Toutefois, cela permet d’éclairer toute une variété de technologies immersives qui elles, existent et sont utilisées depuis longtemps (formation des pilotes d’avion par exemple). Ces technologies immersives permettent notamment la découverte et l’expérimentation, y compris la mise en danger, dans un cadre sécurisé.


Il s’agit maintenant de définir le lien qui peut unir les technologies immersives et l’école.

De notre point de vue, et loin de tout fantasme porté par les industries du loisir et du divertissement, les technologies immersives ont une haute valeur éducative en dose homéopathique.

De même qu’aujourd’hui aucun enseignant ne passe ses journées avec sa classe devant un écran, il n’y aura pas plus d’interventions avec les technologies immersives, toutefois, les situations que permettent les contenus immersifs, offrent à chaque apprenant une situation éducative nouvelle, engageant son corps et le mouvement dans les apprentissages, offrant une qualité d’immersion dans les contenus inégalés à ce jour.

Cela induit automatiquement deux corrélations :

Les contenus doivent être d’excellente facture (risque de distanciation avec l’acte éducatif...)

La communauté éducative doit prendre le temps et avoir les conditions de l’appropriation des contenus et nouvelles pratiques (création de nouveaux espaces et modalités de formation, création de nouveaux métiers et de nouvelles pratiques de curation).


Ces technologies s’appuyant sur des équipements individuels, imposent, plus que jamais les stratégies de coopération et de mutualisation sur un territoire ne participent à la trajectoire de réduction de l’impact carbone.

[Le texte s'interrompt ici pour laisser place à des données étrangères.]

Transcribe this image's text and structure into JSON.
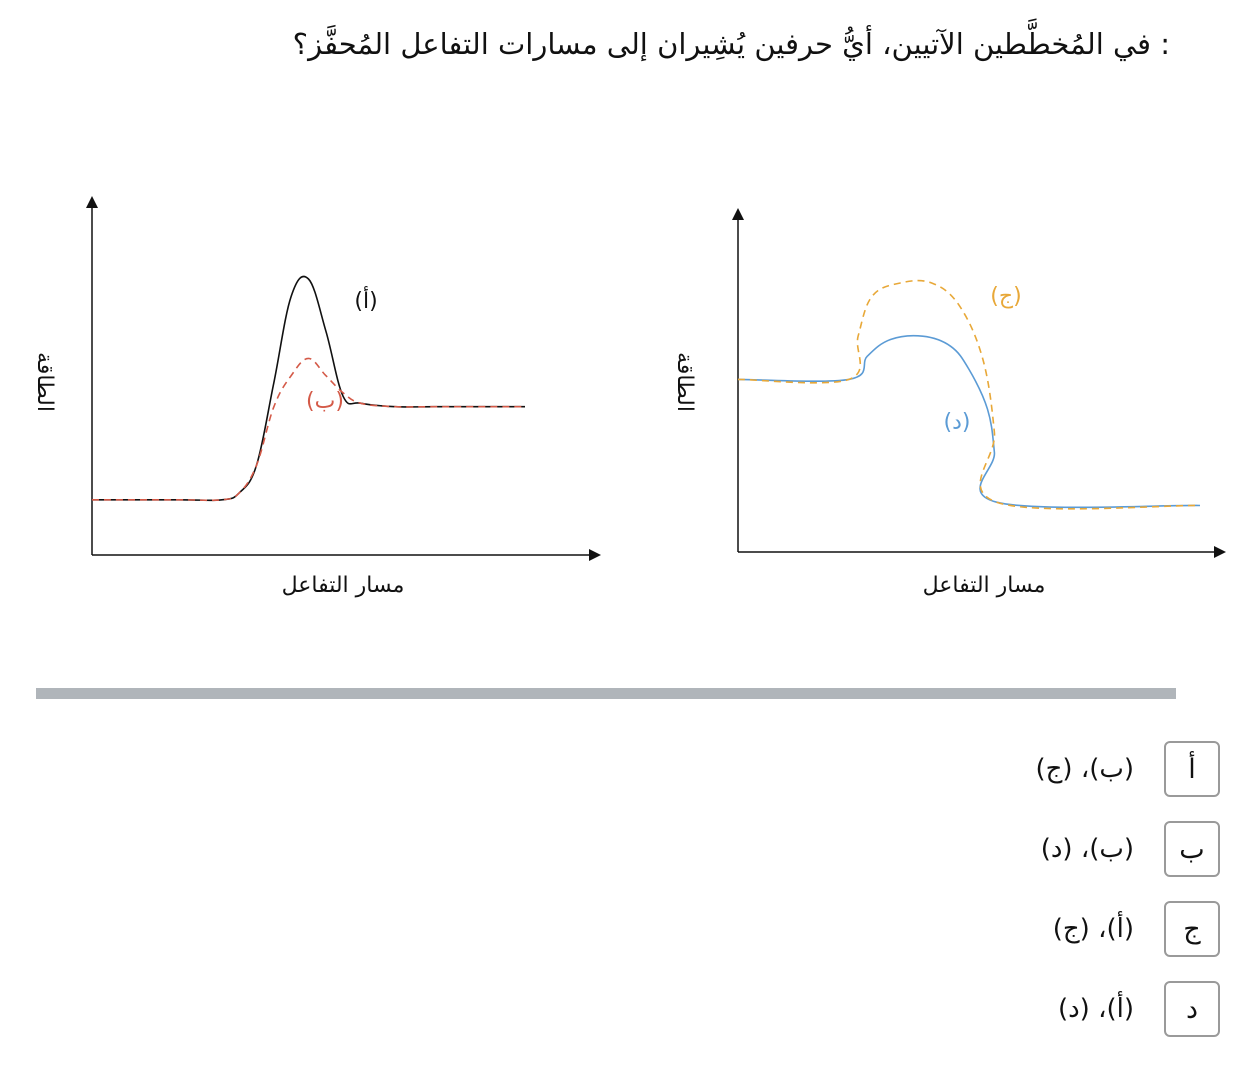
{
  "question": {
    "text": ": في المُخطَّطين الآتيين، أيُّ حرفين يُشِيران إلى مسارات التفاعل المُحفَّز؟"
  },
  "chart_data": [
    {
      "type": "line",
      "title": "",
      "xlabel": "مسار التفاعل",
      "ylabel": "الطاقة",
      "xlim": [
        0,
        100
      ],
      "ylim": [
        0,
        100
      ],
      "grid": false,
      "series": [
        {
          "name": "(أ)",
          "style": "solid",
          "color": "#111111",
          "x": [
            0,
            20,
            30,
            34,
            38,
            42,
            46,
            50,
            54,
            58,
            62,
            70,
            80,
            100
          ],
          "y": [
            16,
            16,
            16,
            18,
            26,
            50,
            75,
            80,
            65,
            46,
            44,
            43,
            43,
            43
          ]
        },
        {
          "name": "(ب)",
          "style": "dashed",
          "color": "#d45a48",
          "x": [
            0,
            20,
            30,
            34,
            38,
            42,
            46,
            50,
            54,
            58,
            62,
            70,
            80,
            100
          ],
          "y": [
            16,
            16,
            16,
            18,
            26,
            43,
            52,
            57,
            52,
            47,
            44,
            43,
            43,
            43
          ]
        }
      ]
    },
    {
      "type": "line",
      "title": "",
      "xlabel": "مسار التفاعل",
      "ylabel": "الطاقة",
      "xlim": [
        0,
        100
      ],
      "ylim": [
        0,
        100
      ],
      "grid": false,
      "series": [
        {
          "name": "(د)",
          "style": "solid",
          "color": "#5b9bd5",
          "x": [
            0,
            24,
            28,
            33,
            40,
            46,
            50,
            54,
            55.5,
            56,
            100
          ],
          "y": [
            52,
            52,
            59,
            64,
            65,
            62,
            55,
            43,
            30,
            15,
            14
          ]
        },
        {
          "name": "(ج)",
          "style": "dashed",
          "color": "#e8a838",
          "x": [
            0,
            24,
            26,
            29,
            35,
            42,
            48,
            53,
            55.5,
            56,
            100
          ],
          "y": [
            52,
            52,
            65,
            77,
            81,
            81,
            74,
            58,
            36,
            15,
            14
          ]
        }
      ]
    }
  ],
  "options": [
    {
      "key": "أ",
      "text": "(ب)، (ج)"
    },
    {
      "key": "ب",
      "text": "(ب)، (د)"
    },
    {
      "key": "ج",
      "text": "(أ)، (ج)"
    },
    {
      "key": "د",
      "text": "(أ)، (د)"
    }
  ]
}
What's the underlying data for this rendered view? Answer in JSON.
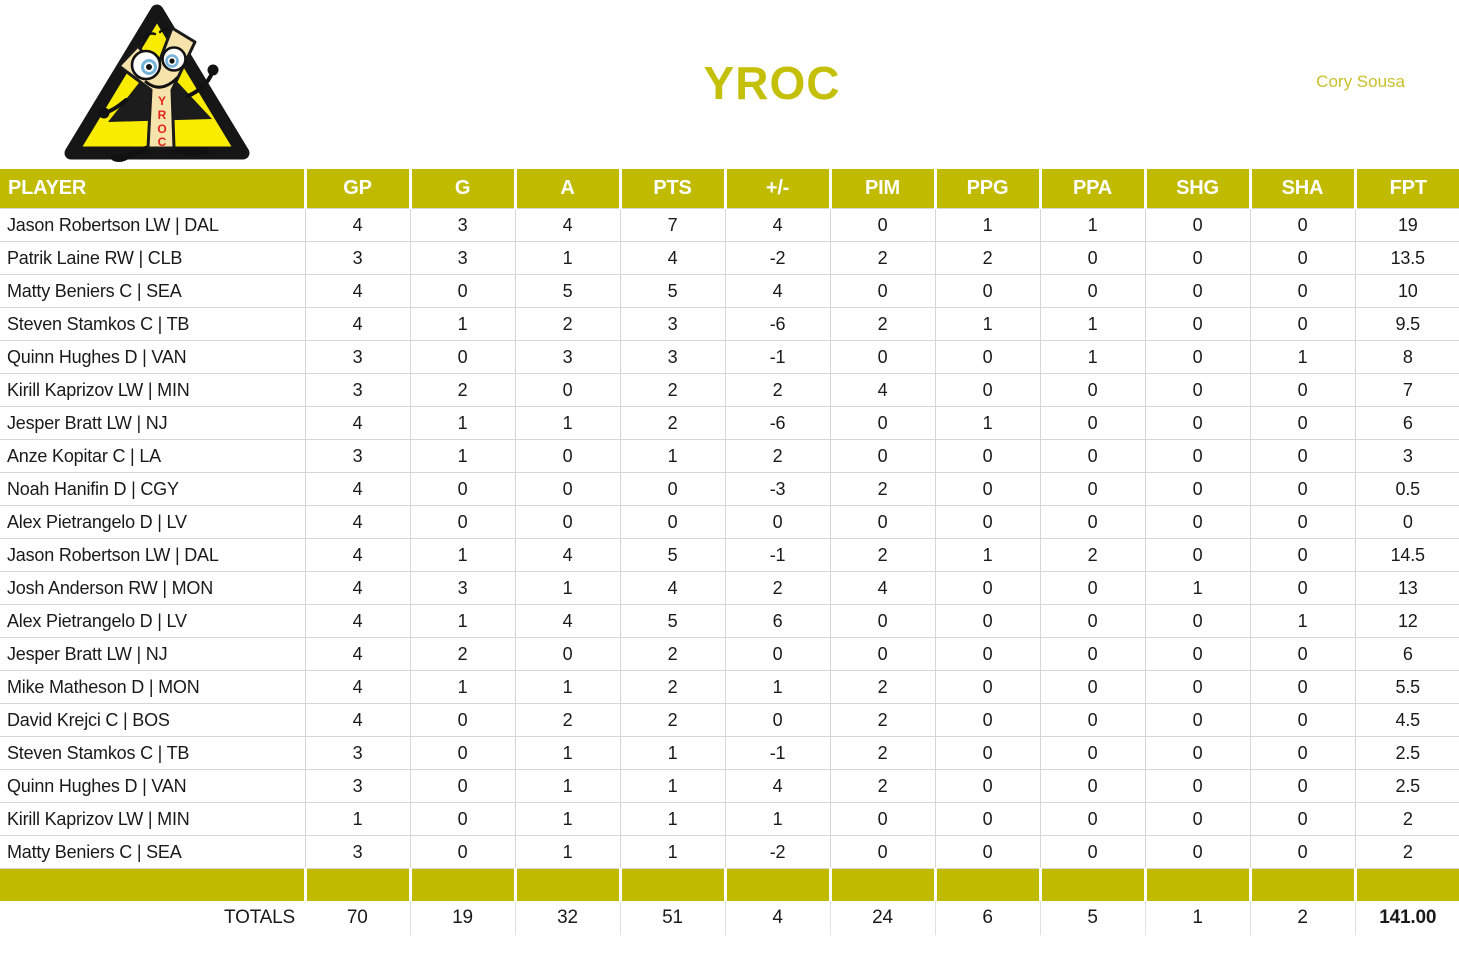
{
  "header": {
    "title": "YROC",
    "author": "Cory Sousa",
    "logo": "yroc-mascot-warning-triangle"
  },
  "colors": {
    "accent_olive": "#c0bb00",
    "title_text": "#c4bf07",
    "author_text": "#c9bf29",
    "logo_triangle_fill": "#f9ec00",
    "logo_outline": "#161616",
    "logo_letters_red": "#e2231a",
    "grid_line": "#d6d6d6",
    "body_text": "#1a1a1a",
    "header_text": "#ffffff"
  },
  "table": {
    "columns": [
      "PLAYER",
      "GP",
      "G",
      "A",
      "PTS",
      "+/-",
      "PIM",
      "PPG",
      "PPA",
      "SHG",
      "SHA",
      "FPT"
    ],
    "rows": [
      {
        "player": "Jason Robertson LW | DAL",
        "stats": [
          4,
          3,
          4,
          7,
          4,
          0,
          1,
          1,
          0,
          0,
          19
        ]
      },
      {
        "player": "Patrik Laine RW | CLB",
        "stats": [
          3,
          3,
          1,
          4,
          -2,
          2,
          2,
          0,
          0,
          0,
          13.5
        ]
      },
      {
        "player": "Matty Beniers C | SEA",
        "stats": [
          4,
          0,
          5,
          5,
          4,
          0,
          0,
          0,
          0,
          0,
          10
        ]
      },
      {
        "player": "Steven Stamkos C | TB",
        "stats": [
          4,
          1,
          2,
          3,
          -6,
          2,
          1,
          1,
          0,
          0,
          9.5
        ]
      },
      {
        "player": "Quinn Hughes D | VAN",
        "stats": [
          3,
          0,
          3,
          3,
          -1,
          0,
          0,
          1,
          0,
          1,
          8
        ]
      },
      {
        "player": "Kirill Kaprizov LW | MIN",
        "stats": [
          3,
          2,
          0,
          2,
          2,
          4,
          0,
          0,
          0,
          0,
          7
        ]
      },
      {
        "player": "Jesper Bratt LW | NJ",
        "stats": [
          4,
          1,
          1,
          2,
          -6,
          0,
          1,
          0,
          0,
          0,
          6
        ]
      },
      {
        "player": "Anze Kopitar C | LA",
        "stats": [
          3,
          1,
          0,
          1,
          2,
          0,
          0,
          0,
          0,
          0,
          3
        ]
      },
      {
        "player": "Noah Hanifin D | CGY",
        "stats": [
          4,
          0,
          0,
          0,
          -3,
          2,
          0,
          0,
          0,
          0,
          0.5
        ]
      },
      {
        "player": "Alex Pietrangelo D | LV",
        "stats": [
          4,
          0,
          0,
          0,
          0,
          0,
          0,
          0,
          0,
          0,
          0
        ]
      },
      {
        "player": "Jason Robertson LW | DAL",
        "stats": [
          4,
          1,
          4,
          5,
          -1,
          2,
          1,
          2,
          0,
          0,
          14.5
        ]
      },
      {
        "player": "Josh Anderson RW | MON",
        "stats": [
          4,
          3,
          1,
          4,
          2,
          4,
          0,
          0,
          1,
          0,
          13
        ]
      },
      {
        "player": "Alex Pietrangelo D | LV",
        "stats": [
          4,
          1,
          4,
          5,
          6,
          0,
          0,
          0,
          0,
          1,
          12
        ]
      },
      {
        "player": "Jesper Bratt LW | NJ",
        "stats": [
          4,
          2,
          0,
          2,
          0,
          0,
          0,
          0,
          0,
          0,
          6
        ]
      },
      {
        "player": "Mike Matheson D | MON",
        "stats": [
          4,
          1,
          1,
          2,
          1,
          2,
          0,
          0,
          0,
          0,
          5.5
        ]
      },
      {
        "player": "David Krejci C | BOS",
        "stats": [
          4,
          0,
          2,
          2,
          0,
          2,
          0,
          0,
          0,
          0,
          4.5
        ]
      },
      {
        "player": "Steven Stamkos C | TB",
        "stats": [
          3,
          0,
          1,
          1,
          -1,
          2,
          0,
          0,
          0,
          0,
          2.5
        ]
      },
      {
        "player": "Quinn Hughes D | VAN",
        "stats": [
          3,
          0,
          1,
          1,
          4,
          2,
          0,
          0,
          0,
          0,
          2.5
        ]
      },
      {
        "player": "Kirill Kaprizov LW | MIN",
        "stats": [
          1,
          0,
          1,
          1,
          1,
          0,
          0,
          0,
          0,
          0,
          2
        ]
      },
      {
        "player": "Matty Beniers C | SEA",
        "stats": [
          3,
          0,
          1,
          1,
          -2,
          0,
          0,
          0,
          0,
          0,
          2
        ]
      }
    ],
    "totals_label": "TOTALS",
    "totals": [
      70,
      19,
      32,
      51,
      4,
      24,
      6,
      5,
      1,
      2,
      "141.00"
    ]
  }
}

L’idée de créer des lieux d’accès publics à internet au milieu des années 1990 et d’y amener les publics est aujourd’hui supplantée par des équipements personnels qui vont naviguer entre les publics et les structures.

L’avenir est par nécessité LowTech, et les high tech peuvent sembler tout à fait antinomiques de cette approche. Cependant on peut y appliquer une mentalité LowTech, faire peu, faire réparable, produire utile, réutiliser. Il faut quand on recourt à ces technologies s’assurer de l’utilité de la démarche et de son impact positif.

En ce sens les utiliser dans des contextes éducatifs est un des usages les plus nobles que l’on puisse imaginer. Une immersivité raisonnée apporte des gains significatifs en termes d’implication, de mémorisation et donc de capacité à choisir son avenir et à influer sur le cours des choses.